Selon le PGCB, on a opté pour une immunité restreinte plutôt que l’immunité absolue afin de conserver la possibilité d’obtenir des dommages-intérêts en responsabilité délictuelle et en vertu de la Charte , et la Cour indique donc implicitement dans Nelles que le seuil de responsabilité à atteindre dans le cas des actions en responsabilité délictuelle s’appliquerait nécessairement aux demandes fondées sur le par. 24(1).

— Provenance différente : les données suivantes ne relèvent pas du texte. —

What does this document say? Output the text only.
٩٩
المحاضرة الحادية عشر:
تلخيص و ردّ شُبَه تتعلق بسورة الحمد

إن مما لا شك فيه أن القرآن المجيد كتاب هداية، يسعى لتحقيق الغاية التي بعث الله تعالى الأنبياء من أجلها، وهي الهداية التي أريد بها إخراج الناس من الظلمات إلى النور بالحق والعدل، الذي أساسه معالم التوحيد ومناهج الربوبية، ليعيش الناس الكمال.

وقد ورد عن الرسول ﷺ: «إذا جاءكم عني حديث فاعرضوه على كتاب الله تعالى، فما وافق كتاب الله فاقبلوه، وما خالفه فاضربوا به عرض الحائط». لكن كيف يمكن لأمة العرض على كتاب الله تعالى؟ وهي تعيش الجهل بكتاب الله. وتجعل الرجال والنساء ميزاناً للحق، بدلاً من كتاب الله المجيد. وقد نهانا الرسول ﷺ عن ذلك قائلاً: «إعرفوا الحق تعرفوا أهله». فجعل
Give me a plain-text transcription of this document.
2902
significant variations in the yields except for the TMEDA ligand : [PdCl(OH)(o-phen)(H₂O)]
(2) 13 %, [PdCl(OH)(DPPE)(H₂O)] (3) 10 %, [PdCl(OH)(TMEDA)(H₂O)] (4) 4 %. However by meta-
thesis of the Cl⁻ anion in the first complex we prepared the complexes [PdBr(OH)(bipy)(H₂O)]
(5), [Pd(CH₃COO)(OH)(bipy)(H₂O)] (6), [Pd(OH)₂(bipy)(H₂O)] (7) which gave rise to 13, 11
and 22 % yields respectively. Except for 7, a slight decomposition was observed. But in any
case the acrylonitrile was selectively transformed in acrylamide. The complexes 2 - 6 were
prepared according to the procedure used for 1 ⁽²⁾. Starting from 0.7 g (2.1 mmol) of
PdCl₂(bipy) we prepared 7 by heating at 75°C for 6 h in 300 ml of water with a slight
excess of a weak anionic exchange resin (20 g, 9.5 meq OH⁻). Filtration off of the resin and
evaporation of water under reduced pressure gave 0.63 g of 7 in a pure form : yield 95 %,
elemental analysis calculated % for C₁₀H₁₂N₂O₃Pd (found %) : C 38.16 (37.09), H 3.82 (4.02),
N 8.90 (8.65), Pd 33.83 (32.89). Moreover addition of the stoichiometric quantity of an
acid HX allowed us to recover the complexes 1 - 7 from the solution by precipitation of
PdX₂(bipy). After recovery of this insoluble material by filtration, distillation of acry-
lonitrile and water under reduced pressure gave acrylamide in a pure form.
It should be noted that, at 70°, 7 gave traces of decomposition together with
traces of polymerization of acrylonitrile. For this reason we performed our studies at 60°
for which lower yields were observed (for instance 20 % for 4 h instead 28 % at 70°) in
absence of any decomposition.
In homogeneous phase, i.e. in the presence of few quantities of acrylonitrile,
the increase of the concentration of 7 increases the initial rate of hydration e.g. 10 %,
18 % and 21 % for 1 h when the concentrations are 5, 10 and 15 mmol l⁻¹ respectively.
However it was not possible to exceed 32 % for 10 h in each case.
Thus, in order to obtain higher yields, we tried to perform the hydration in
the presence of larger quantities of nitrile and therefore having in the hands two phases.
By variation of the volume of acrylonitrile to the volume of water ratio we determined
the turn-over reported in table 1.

[54]                          Deuxièmement, le PGCB souligne que l’arrêt Ward fait expressément le lien entre la possibilité d’obtenir des dommages-intérêts en vertu de la Charte  pour inconduite du poursuivant et le délit civil de poursuite abusive :

                    Différentes situations appelleront sans doute différents seuils, comme c’est le cas en droit privé. Par exemple, pour qu’une poursuite soit jugée abusive, il faut prouver une « intention malveillante », vu le pouvoir éminemment discrétionnaire et le rôle quasi judiciaire des procureurs [. . .]. Dans certains cas pertinents, les seuils et les moyens de défense issus du droit privé peuvent aider à déterminer si l’octroi de dommages-intérêts en vertu du par. 24(1) est « convenable et juste ». Certes, le seuil de responsabilité applicable sous le régime de la Charte  est distinct et indépendant de celui établi en droit privé, mais les causes d’action existantes contre les représentants de l’État recèlent une certaine « sagesse pratique » à l’égard du genre de situations où il serait convenable ou non de contraindre l’État à verser des dommages-intérêts.

(Ward, par. 43)

Selon le PGCB, la norme de la malveillance établie dans Nelles puis explicitée dans Proulx et Miazga a résisté à l’épreuve du temps et constitue une norme solide et pratique pour les poursuites civiles engagées contre les poursuivants. Elle recèle une « sagesse pratique » et représente un « juste équilibre » entre des préoccupations opposées — d’une part, [traduction] « la nécessité de veiller à ce que la common law soit adaptée aux réclamations pour poursuite abusive » et, d’autre part, « les considérations de principe puissantes qui appuient l’existence d’une immunité restreinte » (m.i., par. 72). De l’avis du PGCB, il n’y a aucune raison d’écarter ce juste équilibre lorsqu’une demande pour inconduite du poursuivant prend la forme d’une demande de dommages-intérêts fondée sur le par. 24(1)  de la Charte . Bien que les seuils de responsabilité élaborés sous le régime de la Charte  soient censés être distincts de ceux en droit privé, les immunités de common law ne devraient pas pour autant être simplement abandonnées en présence d’une demande de dommages-intérêts fondée sur la Charte .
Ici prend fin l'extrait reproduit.